The youngest survivors of Pearl Harbor are now the oldest veterans of World War II.
Joe Demler was dubbed 'the human skeleton' in a famous 1945 Life magazine photo, taken after he was freed from a German prisoner of war camp. He weighed only 70 pounds.
Demler visited the World War II Memorial in Washington today to honor his fellow veterans on the anniversary of Pearl Harbor.
"Everytime I come here, it means a little more," he says.
Demler remembers one man lying in a hospital bed next to him in German. The man was freed, but died before food could be brought to him, Demler says.
A retired postmaster from Wisconsin, Demler said doctors told him he wouldn't have lived another three days if he wasn't found then.

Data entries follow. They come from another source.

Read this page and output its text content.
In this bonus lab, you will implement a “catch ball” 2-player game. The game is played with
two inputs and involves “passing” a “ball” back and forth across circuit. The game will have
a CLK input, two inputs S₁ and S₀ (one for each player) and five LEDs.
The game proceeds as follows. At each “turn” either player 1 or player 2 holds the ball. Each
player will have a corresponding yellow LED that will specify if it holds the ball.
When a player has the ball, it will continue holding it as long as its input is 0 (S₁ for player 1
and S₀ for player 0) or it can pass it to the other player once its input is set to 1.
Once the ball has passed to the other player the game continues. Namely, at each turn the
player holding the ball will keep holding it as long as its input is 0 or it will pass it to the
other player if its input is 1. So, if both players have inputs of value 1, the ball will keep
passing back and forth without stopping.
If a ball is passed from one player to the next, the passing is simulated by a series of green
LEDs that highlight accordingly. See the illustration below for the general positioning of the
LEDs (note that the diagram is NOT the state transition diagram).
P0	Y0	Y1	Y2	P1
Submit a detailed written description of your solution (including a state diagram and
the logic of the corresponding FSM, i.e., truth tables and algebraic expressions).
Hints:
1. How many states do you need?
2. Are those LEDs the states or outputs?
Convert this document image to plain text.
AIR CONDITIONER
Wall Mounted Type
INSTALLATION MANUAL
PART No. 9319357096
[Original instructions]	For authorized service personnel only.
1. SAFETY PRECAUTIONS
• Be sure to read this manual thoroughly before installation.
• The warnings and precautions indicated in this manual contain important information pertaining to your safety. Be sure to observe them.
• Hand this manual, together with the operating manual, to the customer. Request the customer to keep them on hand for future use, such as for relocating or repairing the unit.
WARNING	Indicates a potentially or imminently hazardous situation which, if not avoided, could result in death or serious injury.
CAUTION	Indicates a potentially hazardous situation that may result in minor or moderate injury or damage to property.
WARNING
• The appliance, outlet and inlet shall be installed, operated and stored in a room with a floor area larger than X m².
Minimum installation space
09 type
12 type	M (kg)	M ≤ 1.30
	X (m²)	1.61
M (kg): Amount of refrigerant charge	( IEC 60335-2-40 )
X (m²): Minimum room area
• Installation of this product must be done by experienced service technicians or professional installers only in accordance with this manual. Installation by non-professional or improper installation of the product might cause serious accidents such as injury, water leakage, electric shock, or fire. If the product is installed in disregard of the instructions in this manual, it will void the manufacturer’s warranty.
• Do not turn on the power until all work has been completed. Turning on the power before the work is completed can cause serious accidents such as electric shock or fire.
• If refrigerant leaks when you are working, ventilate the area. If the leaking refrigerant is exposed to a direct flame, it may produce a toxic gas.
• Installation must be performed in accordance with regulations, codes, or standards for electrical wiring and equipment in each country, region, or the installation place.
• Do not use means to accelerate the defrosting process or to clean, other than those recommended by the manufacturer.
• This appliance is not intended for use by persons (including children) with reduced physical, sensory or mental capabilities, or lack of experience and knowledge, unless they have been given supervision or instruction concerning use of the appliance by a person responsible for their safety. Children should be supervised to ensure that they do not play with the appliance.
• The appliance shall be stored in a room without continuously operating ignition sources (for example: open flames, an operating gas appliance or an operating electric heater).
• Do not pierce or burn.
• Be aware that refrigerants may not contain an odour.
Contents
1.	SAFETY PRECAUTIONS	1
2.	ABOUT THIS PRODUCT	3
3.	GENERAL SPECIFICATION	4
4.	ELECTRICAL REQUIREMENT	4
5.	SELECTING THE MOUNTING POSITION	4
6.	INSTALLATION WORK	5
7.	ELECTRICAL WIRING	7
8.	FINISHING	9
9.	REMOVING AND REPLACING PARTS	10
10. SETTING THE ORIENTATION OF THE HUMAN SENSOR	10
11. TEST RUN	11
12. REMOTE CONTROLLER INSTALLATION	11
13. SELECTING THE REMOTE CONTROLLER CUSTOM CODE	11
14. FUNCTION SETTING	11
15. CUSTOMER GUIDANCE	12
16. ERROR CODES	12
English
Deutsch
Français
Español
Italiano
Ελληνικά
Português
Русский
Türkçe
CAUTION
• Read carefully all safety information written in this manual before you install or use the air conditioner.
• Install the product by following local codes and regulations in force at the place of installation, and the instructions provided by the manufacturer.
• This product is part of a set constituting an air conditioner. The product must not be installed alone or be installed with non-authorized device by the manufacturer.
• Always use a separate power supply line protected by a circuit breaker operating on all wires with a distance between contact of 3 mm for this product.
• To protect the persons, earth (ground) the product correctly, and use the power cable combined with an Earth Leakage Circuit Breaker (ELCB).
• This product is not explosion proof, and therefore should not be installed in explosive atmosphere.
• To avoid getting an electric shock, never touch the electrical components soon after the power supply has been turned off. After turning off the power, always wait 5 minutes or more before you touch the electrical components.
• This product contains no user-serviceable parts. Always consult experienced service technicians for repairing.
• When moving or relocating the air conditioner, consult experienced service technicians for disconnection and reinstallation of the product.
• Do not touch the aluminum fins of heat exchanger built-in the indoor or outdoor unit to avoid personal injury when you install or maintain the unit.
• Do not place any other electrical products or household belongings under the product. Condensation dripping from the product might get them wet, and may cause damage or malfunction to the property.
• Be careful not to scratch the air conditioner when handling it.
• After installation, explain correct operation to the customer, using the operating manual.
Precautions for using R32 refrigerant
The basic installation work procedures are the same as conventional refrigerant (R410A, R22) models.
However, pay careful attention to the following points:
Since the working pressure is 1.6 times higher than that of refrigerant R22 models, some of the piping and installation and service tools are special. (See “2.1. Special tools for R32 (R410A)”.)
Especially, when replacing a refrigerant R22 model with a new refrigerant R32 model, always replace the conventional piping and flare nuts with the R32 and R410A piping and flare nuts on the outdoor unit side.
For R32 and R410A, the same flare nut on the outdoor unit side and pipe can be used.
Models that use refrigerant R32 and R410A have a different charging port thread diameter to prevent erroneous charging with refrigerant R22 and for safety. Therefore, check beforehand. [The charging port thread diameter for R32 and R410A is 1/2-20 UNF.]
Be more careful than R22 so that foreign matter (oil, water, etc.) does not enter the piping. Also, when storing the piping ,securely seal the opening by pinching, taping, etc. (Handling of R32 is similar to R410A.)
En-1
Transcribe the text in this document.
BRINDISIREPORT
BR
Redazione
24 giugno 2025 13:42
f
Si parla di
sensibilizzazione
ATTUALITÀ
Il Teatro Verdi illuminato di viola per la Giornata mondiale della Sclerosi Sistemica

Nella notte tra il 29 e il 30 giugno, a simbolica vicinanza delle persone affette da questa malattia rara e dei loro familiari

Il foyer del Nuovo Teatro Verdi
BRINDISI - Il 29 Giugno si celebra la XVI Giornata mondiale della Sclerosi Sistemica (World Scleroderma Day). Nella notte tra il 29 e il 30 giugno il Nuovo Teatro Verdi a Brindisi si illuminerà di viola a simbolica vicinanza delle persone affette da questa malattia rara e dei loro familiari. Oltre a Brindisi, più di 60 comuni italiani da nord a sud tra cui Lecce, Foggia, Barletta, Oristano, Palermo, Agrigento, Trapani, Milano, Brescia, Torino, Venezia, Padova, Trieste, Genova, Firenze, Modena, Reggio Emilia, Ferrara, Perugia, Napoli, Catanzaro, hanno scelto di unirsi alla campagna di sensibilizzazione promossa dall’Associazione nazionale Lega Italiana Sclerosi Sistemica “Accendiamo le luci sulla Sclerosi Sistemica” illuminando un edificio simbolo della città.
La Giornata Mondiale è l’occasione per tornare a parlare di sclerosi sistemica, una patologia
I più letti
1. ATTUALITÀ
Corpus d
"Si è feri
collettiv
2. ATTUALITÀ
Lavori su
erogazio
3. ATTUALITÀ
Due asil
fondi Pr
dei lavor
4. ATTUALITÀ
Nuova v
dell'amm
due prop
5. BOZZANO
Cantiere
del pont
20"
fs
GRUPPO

"I mean, I've had bad days like everybody else. High and lows...but I survived, ya know."
On this day, 71 years ago, Demler says, he was in a movie theater with his parents and had not yet heard what happened.
It was his birthday. Today he turns 87 years old.
Flags are being flown at half-staff on all local, state and federal buildings and grounds in Virginia and Maryland to commemorate the 71st anniversary of the attack on Pearl Harbor.
On Dec. 7, 1941, Japanese air forces attacked the U.S. naval base at Pearl Harbor, Hawaii.
More than 2,400 American military personnel were killed, including 44 Virginians. More than 1,175 others were wounded.